Updated on: September 17, 2025
13 min read
GitLab offers a built-in solution for monitoring your Kubernetes cluster health. Learn more about the technical design and functionality with this detailed guide.
Accessing real-time cluster information is crucial for verifying successful software deployments and initiating troubleshooting processes. In this article, you'll learn about GitLab's enhanced Kubernetes integration, including how to leverage the Watch API for real-time insights into deployment statuses and streamlined troubleshooting capabilities.
GitLab offers a dedicated dashboard for Kubernetes to understand the status of connected clusters with an intuitive visual interface. It is integrated into the Environment Details page and shows resources relevant to the environment. Currently, three types of Kubernetes resources are available:
pods filtered by the Kubernetes namespace
services
Flux resource (HelmRelease or Kustomization)
For these resources, we provide general information, such as name, status, namespace, age, etc. It is represented similarly to what the kubectl command would show when run from the Kubernetes cluster. More details can be found when clicking each resource. The side drawer shows the list of labels, annotations, detailed status, and spec information presented as read-only YAML code blocks, and streams real-time Kubernetes events filtered for that specific resource. For pods, users can navigate to a dedicated logs view where they select a container and stream its real-time logs, providing crucial debugging information.
The information provided helps to visualize the cluster state, spot any issues, and debug problematic deployments right away. Users can also take immediate action — deleting failed pods, triggering Flux reconciliation, or suspending/resuming synchronization — all from the same interface without context switching to command-line tools.
We have developed a range of tools and solutions to enable a seamless connection and management of Kubernetes clusters within GitLab. One of the core components of this system is the GitLab agent for Kubernetes. This powerful tool provides a secure bidirectional connection between a GitLab instance and a Kubernetes cluster. It is composed of two main components: agentk and KAS (Kubernetes agent server).
agentk is a lightweight cluster-side component. It is responsible for establishing a connection to a KAS instance and waiting for requests to process. It is proxying requests from KAS to Kubernetes API. It may also actively send information about cluster events to KAS.

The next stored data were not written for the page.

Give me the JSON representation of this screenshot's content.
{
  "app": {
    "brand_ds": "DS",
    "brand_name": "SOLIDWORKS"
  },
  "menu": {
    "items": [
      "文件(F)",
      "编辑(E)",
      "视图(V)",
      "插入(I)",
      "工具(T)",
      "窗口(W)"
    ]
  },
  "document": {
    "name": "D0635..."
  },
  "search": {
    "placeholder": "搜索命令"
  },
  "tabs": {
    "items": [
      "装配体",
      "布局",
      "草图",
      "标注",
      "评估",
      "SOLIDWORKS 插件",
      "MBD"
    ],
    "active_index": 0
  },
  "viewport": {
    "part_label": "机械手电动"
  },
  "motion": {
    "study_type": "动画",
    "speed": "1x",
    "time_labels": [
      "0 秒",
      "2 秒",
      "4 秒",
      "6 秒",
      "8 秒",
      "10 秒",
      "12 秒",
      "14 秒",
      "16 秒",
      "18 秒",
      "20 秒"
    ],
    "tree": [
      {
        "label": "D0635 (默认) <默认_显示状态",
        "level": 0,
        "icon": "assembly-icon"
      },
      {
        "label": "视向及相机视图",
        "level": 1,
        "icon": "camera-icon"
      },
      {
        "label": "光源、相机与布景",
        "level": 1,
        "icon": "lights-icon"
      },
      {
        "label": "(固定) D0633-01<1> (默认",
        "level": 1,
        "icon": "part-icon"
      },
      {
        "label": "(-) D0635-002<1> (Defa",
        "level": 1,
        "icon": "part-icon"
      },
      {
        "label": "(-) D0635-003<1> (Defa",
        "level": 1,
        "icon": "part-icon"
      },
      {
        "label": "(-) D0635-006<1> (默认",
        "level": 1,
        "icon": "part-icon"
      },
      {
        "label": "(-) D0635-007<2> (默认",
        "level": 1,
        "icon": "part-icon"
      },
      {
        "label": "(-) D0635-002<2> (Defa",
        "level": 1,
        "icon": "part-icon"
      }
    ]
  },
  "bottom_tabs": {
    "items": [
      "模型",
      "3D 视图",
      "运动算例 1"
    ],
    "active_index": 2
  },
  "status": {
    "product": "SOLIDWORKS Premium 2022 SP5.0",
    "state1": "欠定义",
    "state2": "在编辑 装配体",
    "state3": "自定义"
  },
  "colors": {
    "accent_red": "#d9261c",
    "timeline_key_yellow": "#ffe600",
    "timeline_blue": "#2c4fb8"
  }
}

While agentk is actively communicating with the cluster, KAS represents a GitLab server-side component. It is responsible for:
accepting requests from agentk
authenticating agentk requests by querying GitLab backend
fetching the agent's configuration from a corresponding Git repository using Gitaly
polling manifest repositories for GitOps support
We implemented the agent access rights feature to provide access from the
GitLab frontend to the cluster in a secure and reliable way. To enable the
feature, the user should update the agent's configuration file by adding the
user_access
section with the following parameters: projects
, groups
, and access_as
to specify which projects can access cluster information via the agent and
how it should authenticate.
Once this is done, the frontend can connect to the cluster by sending a
request to the Rails controller, which should set a gitlab_kas cookie
.
This cookie is then added to the request sent to KAS together with the agent
ID and Cross-Site Request Forgery (CSRF) token. Upon receiving the request,
KAS checks the user's authorization and forwards it to agentk, which makes
an actual request to the Kubernetes API. Then the response goes all the way
back from the agentk to KAS and finally to the GitLab client.
To integrate this logic on the GitLab frontend and use it within the Vue
app, we developed a JavaScript library:
@gitlab/cluster-client.
It is generated from the Kubernetes OpenAPI specification using the
typescript-fetch generator. It provides all the Kubernetes APIs in a way
that can be used in a web browser, along with our WebSocketWatchManager
class that handles the Watch Aggregator API for efficient real-time updates.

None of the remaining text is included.